More Biogas has a fermentation plant, the plant produce compressed vehicle fuel for local use. Raw material is manure from farmer´s farms and food waste from households in the neighboring municipalities.
Two sewage treatment works in Stockholm are producing biogas from sewage sludge. After having purified the gas, it can be used for both heating and vehicle fuel and in addition creates no net emissions of carbon dioxide. Consequently, the treatment works have reduced their amount of emissions and become energy suppliers. Therefore, sewage sludge is no longer an environmental problem, but an important energy resource.
A small recycling centre in Huddinge municipality produces biogas using organic waste, which is unique in the Stockholm region. Despite the fact that only a few tons of biogas is produced every year, the plant brings important knowledge for future projects.

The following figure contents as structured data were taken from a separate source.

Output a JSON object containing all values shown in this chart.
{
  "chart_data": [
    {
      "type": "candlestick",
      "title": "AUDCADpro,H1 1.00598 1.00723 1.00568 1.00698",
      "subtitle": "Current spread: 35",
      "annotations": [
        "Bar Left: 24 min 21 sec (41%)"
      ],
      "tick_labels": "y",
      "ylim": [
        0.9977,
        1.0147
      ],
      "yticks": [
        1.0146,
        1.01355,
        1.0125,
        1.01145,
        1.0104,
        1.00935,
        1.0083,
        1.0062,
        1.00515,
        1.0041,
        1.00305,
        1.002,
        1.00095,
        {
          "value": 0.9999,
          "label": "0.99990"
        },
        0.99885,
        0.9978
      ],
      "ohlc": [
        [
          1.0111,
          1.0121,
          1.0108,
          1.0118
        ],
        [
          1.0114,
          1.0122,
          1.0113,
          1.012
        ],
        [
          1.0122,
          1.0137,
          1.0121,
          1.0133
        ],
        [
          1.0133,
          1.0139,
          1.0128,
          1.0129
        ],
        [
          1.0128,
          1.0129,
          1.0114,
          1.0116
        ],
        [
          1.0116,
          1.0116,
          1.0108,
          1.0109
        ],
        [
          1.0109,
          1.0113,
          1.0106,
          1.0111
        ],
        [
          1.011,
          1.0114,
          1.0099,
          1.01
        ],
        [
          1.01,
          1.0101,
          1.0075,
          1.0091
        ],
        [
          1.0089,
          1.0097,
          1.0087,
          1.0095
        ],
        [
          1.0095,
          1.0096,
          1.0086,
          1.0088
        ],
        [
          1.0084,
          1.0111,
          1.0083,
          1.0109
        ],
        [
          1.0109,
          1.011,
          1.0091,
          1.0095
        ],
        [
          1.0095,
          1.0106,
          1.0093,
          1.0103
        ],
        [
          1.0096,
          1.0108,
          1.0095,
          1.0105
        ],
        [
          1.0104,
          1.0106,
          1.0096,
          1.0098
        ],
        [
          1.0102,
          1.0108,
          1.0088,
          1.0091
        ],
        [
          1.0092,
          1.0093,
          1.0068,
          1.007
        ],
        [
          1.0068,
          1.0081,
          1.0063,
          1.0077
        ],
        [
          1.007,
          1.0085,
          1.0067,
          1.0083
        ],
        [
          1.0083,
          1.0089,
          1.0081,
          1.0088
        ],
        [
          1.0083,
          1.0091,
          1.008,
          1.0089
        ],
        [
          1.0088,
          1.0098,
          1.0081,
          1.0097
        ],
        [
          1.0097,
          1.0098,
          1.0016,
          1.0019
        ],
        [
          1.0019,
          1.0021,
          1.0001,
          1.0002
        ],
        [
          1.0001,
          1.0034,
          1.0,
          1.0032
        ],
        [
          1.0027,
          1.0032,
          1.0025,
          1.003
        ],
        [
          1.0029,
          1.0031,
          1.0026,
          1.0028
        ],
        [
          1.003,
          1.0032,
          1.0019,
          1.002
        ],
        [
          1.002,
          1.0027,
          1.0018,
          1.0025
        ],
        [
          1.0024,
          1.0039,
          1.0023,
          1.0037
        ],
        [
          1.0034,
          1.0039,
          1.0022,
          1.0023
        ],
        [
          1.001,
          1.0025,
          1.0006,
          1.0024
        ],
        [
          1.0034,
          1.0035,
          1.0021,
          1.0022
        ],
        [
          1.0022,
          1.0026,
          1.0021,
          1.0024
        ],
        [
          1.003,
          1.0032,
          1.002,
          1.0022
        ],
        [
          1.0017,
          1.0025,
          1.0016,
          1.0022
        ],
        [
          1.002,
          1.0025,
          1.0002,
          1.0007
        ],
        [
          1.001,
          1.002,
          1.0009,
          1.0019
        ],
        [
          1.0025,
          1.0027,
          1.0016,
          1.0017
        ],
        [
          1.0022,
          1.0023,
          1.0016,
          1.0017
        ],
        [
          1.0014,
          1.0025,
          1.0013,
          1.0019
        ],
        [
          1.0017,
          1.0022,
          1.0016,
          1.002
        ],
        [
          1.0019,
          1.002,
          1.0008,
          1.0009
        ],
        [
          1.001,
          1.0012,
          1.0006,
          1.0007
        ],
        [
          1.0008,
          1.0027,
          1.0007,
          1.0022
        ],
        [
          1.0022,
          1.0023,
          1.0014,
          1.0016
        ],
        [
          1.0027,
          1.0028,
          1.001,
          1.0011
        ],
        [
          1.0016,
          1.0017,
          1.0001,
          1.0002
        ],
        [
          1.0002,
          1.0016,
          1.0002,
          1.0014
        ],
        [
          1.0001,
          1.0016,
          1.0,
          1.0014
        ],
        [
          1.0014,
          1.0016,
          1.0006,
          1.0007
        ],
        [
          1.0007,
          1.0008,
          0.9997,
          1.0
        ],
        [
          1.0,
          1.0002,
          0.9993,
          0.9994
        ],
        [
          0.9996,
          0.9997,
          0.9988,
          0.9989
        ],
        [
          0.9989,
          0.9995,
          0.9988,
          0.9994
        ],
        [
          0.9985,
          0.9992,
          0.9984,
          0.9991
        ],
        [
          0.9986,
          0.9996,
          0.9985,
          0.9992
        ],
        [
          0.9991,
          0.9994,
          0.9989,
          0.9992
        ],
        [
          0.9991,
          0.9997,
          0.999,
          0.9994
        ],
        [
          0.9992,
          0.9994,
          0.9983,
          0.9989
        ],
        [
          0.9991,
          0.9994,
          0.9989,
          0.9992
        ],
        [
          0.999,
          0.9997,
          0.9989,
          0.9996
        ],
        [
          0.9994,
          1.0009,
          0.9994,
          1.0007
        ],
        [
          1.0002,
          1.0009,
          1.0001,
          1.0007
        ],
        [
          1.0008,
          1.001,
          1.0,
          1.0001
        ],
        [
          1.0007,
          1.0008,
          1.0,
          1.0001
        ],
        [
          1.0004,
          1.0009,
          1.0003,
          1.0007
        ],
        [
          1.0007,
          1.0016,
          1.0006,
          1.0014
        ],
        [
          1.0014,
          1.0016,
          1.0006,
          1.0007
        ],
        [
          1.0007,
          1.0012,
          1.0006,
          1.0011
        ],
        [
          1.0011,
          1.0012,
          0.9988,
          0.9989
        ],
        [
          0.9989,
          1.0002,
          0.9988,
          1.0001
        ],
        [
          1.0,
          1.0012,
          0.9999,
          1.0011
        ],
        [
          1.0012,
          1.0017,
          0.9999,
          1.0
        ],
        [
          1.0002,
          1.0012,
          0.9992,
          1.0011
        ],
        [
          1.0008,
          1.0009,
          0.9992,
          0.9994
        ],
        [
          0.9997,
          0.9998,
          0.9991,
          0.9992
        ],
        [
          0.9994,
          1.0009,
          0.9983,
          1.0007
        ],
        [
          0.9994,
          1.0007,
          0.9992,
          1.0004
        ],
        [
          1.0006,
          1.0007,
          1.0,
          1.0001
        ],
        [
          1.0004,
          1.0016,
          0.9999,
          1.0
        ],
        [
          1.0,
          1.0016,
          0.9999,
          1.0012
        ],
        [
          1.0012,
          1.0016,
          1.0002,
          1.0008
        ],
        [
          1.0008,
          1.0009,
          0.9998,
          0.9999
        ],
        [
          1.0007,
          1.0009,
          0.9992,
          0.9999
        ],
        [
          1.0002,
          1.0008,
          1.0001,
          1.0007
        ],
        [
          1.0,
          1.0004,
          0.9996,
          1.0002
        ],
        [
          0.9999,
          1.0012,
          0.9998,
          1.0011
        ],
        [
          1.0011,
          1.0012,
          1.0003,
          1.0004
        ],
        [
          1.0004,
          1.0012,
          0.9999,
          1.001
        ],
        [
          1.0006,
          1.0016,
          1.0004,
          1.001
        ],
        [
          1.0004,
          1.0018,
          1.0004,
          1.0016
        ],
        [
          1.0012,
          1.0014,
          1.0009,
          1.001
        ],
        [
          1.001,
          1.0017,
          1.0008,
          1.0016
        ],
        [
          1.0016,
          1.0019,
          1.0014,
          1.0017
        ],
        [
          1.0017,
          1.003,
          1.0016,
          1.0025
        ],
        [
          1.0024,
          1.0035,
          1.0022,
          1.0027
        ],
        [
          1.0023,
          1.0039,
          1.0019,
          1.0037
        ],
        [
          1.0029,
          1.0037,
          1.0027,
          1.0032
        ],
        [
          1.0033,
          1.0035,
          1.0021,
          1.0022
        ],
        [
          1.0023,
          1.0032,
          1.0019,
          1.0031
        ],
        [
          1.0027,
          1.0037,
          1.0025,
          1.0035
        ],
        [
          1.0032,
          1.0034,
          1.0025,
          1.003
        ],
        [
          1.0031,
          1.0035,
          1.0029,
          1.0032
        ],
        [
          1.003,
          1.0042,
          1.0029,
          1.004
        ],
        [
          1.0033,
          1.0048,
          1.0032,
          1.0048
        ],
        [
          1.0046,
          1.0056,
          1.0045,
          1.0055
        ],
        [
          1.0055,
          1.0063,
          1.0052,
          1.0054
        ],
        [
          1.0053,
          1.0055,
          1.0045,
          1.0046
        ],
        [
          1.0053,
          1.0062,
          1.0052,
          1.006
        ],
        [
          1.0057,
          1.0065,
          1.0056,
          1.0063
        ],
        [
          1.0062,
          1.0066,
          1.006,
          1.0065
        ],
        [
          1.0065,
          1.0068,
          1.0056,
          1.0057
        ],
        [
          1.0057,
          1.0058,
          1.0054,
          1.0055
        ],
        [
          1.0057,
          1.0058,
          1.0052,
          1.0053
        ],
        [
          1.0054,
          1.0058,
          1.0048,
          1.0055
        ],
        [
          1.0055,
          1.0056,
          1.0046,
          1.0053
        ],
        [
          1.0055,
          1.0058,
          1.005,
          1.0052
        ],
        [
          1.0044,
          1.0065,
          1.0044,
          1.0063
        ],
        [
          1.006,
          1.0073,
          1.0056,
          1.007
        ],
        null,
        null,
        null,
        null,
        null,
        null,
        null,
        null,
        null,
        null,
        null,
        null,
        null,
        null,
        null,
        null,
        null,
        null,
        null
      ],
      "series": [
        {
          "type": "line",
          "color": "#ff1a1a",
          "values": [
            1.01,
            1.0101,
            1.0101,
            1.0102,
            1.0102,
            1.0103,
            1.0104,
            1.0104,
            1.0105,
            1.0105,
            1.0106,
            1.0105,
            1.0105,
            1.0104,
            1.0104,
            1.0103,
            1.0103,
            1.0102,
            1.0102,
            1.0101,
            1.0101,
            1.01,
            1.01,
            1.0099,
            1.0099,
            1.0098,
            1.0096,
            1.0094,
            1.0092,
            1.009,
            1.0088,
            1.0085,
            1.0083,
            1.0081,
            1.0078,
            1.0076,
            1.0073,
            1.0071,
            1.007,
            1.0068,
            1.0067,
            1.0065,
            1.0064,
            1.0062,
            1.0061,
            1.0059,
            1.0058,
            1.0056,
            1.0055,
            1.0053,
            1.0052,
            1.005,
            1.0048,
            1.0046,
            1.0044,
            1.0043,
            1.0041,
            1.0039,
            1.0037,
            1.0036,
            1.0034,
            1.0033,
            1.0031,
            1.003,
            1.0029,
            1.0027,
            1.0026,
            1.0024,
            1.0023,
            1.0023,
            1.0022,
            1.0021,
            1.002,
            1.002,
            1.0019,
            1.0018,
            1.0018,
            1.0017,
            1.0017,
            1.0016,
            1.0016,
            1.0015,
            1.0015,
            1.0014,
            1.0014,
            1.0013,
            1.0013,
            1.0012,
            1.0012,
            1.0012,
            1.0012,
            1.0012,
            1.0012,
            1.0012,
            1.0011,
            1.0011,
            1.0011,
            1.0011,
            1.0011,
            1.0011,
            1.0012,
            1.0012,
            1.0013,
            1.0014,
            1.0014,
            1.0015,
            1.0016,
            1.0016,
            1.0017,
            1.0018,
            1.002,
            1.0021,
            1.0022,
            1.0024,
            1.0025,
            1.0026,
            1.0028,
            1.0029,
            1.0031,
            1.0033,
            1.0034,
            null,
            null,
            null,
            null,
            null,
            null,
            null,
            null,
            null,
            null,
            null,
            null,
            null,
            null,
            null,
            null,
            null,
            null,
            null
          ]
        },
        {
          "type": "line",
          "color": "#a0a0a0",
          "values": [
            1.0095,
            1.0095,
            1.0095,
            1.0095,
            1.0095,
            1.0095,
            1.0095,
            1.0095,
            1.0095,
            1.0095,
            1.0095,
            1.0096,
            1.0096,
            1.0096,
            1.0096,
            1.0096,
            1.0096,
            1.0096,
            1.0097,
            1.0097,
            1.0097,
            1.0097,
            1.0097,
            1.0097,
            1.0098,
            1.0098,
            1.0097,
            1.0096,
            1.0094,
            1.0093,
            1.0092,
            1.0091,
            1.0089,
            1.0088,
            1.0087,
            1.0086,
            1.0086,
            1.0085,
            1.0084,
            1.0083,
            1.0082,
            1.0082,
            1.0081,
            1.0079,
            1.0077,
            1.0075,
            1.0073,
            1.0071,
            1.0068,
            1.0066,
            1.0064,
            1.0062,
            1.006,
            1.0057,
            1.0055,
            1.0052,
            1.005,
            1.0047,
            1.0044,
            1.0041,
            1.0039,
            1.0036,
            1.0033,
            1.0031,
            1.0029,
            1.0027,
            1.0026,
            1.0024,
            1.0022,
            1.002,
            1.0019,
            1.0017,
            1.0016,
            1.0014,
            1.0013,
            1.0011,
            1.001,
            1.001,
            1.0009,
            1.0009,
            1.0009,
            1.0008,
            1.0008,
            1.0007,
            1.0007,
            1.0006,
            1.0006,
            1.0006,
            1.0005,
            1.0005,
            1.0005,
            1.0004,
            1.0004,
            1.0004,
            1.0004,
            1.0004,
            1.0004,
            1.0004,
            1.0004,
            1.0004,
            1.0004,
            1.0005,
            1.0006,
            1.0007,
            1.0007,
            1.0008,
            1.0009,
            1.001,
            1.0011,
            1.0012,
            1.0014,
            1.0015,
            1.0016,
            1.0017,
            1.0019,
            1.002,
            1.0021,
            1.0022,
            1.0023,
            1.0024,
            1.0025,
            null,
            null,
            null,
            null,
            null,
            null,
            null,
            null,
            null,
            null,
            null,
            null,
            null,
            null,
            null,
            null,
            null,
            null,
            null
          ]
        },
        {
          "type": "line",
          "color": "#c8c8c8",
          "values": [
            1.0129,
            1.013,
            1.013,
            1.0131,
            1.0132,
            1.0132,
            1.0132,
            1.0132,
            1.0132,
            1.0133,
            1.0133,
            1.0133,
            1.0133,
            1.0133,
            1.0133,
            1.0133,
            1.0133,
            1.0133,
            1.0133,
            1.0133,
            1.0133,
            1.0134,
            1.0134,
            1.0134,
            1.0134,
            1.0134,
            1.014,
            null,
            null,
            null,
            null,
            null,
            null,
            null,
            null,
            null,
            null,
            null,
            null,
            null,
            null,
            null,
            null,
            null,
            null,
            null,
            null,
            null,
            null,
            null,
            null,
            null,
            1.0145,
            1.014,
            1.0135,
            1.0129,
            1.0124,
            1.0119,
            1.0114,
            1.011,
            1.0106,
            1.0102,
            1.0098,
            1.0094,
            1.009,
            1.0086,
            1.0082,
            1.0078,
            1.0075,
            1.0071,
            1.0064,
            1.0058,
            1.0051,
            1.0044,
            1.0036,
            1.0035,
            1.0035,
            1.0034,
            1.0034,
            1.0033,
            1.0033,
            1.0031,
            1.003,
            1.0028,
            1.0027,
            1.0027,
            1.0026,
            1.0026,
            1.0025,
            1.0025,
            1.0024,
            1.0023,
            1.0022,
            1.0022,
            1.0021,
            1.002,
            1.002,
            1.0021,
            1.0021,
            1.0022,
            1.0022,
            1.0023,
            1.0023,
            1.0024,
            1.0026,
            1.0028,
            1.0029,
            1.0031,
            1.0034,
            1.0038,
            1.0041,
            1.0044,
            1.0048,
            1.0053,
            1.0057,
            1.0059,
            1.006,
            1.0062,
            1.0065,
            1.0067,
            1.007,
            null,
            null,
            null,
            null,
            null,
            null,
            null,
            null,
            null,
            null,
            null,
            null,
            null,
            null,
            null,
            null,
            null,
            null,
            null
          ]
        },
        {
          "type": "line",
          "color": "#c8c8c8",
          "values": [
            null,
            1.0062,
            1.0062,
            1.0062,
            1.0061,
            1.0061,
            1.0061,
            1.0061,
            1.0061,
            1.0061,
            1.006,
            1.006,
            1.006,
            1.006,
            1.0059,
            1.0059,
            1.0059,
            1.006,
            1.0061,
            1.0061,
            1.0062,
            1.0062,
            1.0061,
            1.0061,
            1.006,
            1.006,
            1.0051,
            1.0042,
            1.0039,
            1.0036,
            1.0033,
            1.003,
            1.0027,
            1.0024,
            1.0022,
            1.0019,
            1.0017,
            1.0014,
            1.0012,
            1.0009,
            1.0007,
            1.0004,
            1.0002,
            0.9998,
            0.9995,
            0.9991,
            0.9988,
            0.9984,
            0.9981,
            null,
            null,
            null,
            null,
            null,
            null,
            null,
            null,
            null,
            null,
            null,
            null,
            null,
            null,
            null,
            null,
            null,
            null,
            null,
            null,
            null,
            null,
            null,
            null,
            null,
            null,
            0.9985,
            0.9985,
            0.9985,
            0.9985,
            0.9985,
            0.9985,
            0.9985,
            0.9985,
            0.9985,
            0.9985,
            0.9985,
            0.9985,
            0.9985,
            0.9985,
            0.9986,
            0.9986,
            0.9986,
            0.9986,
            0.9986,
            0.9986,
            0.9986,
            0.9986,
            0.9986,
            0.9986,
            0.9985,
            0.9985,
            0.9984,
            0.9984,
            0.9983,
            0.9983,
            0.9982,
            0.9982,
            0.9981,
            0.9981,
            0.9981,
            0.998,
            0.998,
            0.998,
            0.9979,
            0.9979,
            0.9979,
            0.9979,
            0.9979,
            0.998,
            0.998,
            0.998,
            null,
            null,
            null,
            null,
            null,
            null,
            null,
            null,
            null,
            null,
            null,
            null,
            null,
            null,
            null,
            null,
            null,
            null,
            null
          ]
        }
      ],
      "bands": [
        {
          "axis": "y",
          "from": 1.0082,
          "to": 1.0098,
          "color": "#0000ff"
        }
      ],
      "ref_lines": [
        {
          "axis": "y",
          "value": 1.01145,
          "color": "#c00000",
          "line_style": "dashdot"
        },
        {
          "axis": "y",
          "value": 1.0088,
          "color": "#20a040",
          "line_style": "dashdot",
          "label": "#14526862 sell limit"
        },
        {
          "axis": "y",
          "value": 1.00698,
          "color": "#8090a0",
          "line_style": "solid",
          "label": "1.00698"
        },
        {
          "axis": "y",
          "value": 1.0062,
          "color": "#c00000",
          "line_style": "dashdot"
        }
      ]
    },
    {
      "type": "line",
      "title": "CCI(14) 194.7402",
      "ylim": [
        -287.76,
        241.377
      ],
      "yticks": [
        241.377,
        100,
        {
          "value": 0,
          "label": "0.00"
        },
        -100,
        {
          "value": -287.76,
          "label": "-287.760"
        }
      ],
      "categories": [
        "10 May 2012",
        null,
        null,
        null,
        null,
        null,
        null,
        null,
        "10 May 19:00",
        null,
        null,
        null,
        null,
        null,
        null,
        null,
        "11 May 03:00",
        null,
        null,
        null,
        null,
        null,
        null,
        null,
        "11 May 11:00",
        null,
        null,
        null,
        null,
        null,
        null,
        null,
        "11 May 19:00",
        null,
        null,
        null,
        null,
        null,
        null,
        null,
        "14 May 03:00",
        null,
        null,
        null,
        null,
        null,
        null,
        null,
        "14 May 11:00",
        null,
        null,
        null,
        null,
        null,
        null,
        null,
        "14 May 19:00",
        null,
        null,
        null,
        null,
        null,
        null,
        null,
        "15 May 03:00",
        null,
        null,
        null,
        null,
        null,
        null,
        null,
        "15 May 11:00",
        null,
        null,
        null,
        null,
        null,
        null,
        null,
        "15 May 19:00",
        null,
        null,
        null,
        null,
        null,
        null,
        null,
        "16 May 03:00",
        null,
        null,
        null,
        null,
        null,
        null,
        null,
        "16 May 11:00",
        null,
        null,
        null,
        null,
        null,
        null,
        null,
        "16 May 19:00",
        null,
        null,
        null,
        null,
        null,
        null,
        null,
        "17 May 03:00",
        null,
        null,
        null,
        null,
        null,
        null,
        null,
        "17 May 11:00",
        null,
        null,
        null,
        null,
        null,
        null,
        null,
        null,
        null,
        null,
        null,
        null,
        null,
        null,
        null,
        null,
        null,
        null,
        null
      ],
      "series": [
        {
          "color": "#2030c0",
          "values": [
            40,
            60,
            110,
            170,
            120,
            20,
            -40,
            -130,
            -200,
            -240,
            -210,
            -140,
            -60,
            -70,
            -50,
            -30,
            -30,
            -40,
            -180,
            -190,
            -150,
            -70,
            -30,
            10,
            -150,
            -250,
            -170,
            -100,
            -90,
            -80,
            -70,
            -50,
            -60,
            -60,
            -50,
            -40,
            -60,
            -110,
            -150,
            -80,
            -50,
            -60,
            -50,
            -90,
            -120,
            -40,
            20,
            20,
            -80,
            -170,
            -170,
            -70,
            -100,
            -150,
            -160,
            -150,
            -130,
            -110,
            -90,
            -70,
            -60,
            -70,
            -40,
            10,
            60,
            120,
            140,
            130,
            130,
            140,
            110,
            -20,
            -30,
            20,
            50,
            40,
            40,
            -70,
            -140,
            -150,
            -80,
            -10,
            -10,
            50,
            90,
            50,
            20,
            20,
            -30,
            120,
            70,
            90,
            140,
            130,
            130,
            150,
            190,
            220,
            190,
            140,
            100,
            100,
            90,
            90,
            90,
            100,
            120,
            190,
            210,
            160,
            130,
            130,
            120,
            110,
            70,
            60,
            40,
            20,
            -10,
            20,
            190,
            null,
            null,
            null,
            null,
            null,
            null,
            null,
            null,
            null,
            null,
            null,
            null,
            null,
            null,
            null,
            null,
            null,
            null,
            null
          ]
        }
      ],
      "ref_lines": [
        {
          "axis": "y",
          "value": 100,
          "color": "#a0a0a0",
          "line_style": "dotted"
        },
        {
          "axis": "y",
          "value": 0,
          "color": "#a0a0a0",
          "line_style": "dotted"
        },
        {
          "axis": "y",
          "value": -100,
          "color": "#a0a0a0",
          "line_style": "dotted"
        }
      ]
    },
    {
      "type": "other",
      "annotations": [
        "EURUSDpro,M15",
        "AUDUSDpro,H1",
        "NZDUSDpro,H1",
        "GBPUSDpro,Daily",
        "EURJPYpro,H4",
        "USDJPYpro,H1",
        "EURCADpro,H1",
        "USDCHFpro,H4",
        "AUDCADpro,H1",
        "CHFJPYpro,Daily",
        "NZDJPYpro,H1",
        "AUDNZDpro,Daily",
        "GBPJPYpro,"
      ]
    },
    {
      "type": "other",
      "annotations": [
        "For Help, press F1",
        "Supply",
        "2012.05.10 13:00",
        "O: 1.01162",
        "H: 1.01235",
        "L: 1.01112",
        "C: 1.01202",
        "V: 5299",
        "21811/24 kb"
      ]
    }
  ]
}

When opened in spring 2007, the Gasendal plant, was the largest biogas upgrading facility in the world.
The plant receives biogas from Gryaab, a local wastewater treatment plant, and upgrades it to natural gas quality. The gas, which is injected into the natural gas grid, is used primarily as vehicle fuel in accordance with the green gas principle, in a way similar to the trade in green electricity. By replacing petrol with biogas in vehicles, carbon dioxide emissions is cut by up to 15,000 tons per year.
At Nynäs gård, there is a biogas installation, which is designed for the farm's phosphorus needs. The farm does no longer need to purchase any chemical fertilizers, nor does it need to buy fuel for its vehicles.
Sjölunda Wastewater Treatment Plant, Malmö At the Sjölunda plant in Malmö wastewater from 550,000 inhabitants is treated. The plant was built in 1963. Recently expansion of biological treatment has reduced the use of precipitation chemicals to meet the Swedish requirements and the plant has at the same time reached emission requirements of organic compounds, phosphorous, and nitrogen. The sludge produced is used at the plant’s own production unit for biogas.